Keep All Code Together
The new config looks tidier, but in order to make it more readable, it is also possible to gather implementations of
all functions into the source
section, resulting in the following component declaration:
[transforms.aggregator]
type = "lua"
version = "2"
inputs = [] # add IDs of the input components here
hooks.init = "init"
hooks.process = "process"
hooks.shutdown = "shutdown"
timers = [{interval_seconds = 5, handler = "timer_handler"}]
source = """
function init()
count = 0
end
function process()
count = count + 1
end
function timer_handler(emit)
emit(make_counter(counter))
counter = 0
end
function shutdown(emit)
emit(make_counter(counter))
end
function make_counter(value)
return metric = {
name = "event_counter",
kind = "incremental",
timestamp = os.date("!*t"),
counter = {
value = value
}
}
end
"""
A Loadable Module
As the Lua source grows, it becomes beneficial to place it into a separate file. One obvious advantage is the possibility to use Lua syntax highlighting in the text editor. A less obvious one is the possibility to share common functionality between different scripted transforms using loadable modules.
There are many ways to use modules in Lua.
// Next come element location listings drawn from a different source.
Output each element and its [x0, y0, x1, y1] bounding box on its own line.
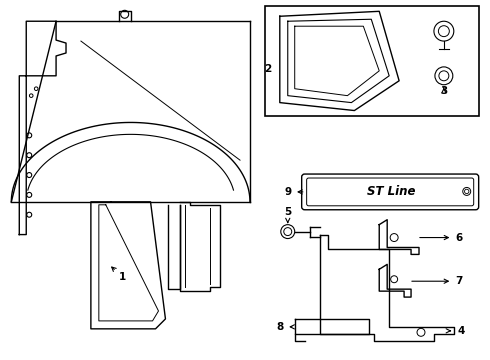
Text: 4: 4 — [446, 326, 465, 336]
FancyBboxPatch shape — [307, 178, 474, 206]
Text: 7: 7 — [412, 276, 463, 286]
Text: ST Line: ST Line — [367, 185, 416, 198]
FancyBboxPatch shape — [302, 174, 479, 210]
Text: 5: 5 — [284, 207, 292, 223]
Text: 2: 2 — [264, 64, 271, 74]
Text: 1: 1 — [112, 267, 126, 282]
Text: 8: 8 — [276, 322, 294, 332]
Text: 6: 6 — [420, 233, 463, 243]
Text: 3: 3 — [440, 86, 447, 96]
Text: 9: 9 — [284, 187, 303, 197]
FancyBboxPatch shape — [265, 6, 479, 116]
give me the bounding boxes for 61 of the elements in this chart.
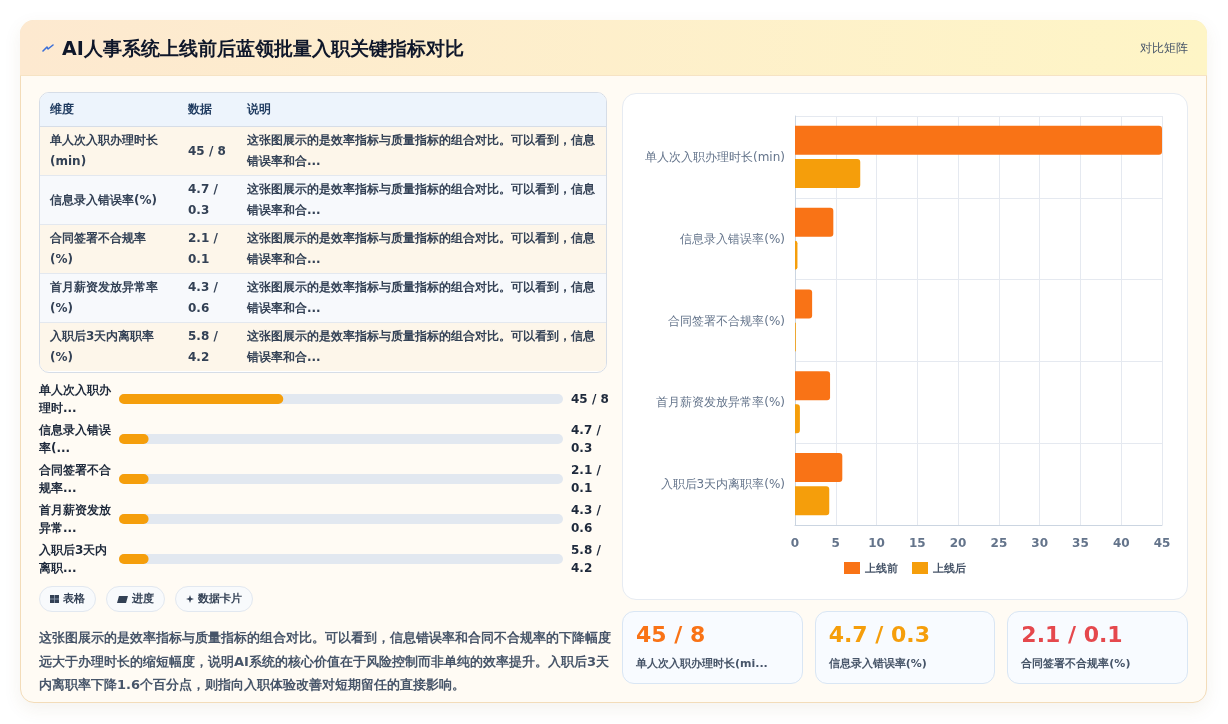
category-label: 数据卡片 xyxy=(198,591,242,607)
y2-tick-label: 4.3 / 0.6 xyxy=(571,503,605,535)
text: AI人事系统上线前后蓝领批量入职关键指标对比 xyxy=(62,36,464,61)
x-tick-label: 5 xyxy=(831,536,840,550)
bar xyxy=(795,207,834,237)
legend-label: 上线后 xyxy=(932,561,966,575)
y2-tick-label: 2.1 / 0.1 xyxy=(571,463,605,495)
text: 对比矩阵 xyxy=(1140,40,1188,57)
y-tick-label: 信息录入错误率(... xyxy=(38,423,112,455)
x-tick-label: 15 xyxy=(908,536,926,550)
x-tick-label: 45 xyxy=(1153,536,1171,550)
text: 4.7 / 0.3 xyxy=(188,182,218,217)
bar xyxy=(795,404,800,434)
x-tick-label: 20 xyxy=(949,536,967,550)
text: 45 / 8 xyxy=(188,143,226,158)
y-tick-label: 首月薪资发放异常率(%) xyxy=(656,395,785,410)
category-label: 单人次入职办理时长(mi... xyxy=(636,656,768,671)
text: 4.7 / 0.3 xyxy=(828,622,930,647)
y-tick-label: 入职后3天内离职率(%) xyxy=(660,477,785,492)
category-label: 进度 xyxy=(132,591,154,607)
text: 这张图展示的是效率指标与质量指标的组合对比。可以看到，信息错误率和合... xyxy=(247,133,595,168)
category-label: 合同签署不合规率(%) xyxy=(1021,656,1131,671)
text: 这张图展示的是效率指标与质量指标的组合对比。可以看到，信息错误率和合... xyxy=(247,182,595,217)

The simplest one is to just use require
function to
evaluate code from a file, setting up some global variables.
With this approach the config from the previous section becomes split into two files:
function init()
count = 0
end
function aggregator.process()
count = count + 1
end
function aggregator.timer_handler(emit)
emit(make_counter(counter))
counter = 0
end
function aggregator.shutdown(emit)
emit(make_counter(counter))
end
function aggregator.make_counter(value)
return metric = {
name = "event_counter",
kind = "incremental",
timestamp = os.date("!*t"),
counter = {
value = value
}
}
end
and
[transforms.aggregator]
type = "lua"
version = "2"
inputs = [] # add IDs of the input components here
hooks.init = "init"
hooks.process = "process"
hooks.shutdown = "shutdown"
timers = [{interval_seconds = 5, handler = "timer_handler"}]
source = "require('aggregator')"
There are also other possibilities to define Lua modules which do not require to use global variables, but they are not Vector-specific, and so out of scope of this guide.
Conclusion
As you have witnessed by reading this guide, the power of Vector comes from its flexibility. In addition to providing a rich set of predefined transforms for building production-grade observability pipelines, it makes it possible to write custom aggregations as Lua scripts. This allows each role of Vector in a deployment topology to perform various kinds of aggregations, providing alternatives to centralized logs aggregation.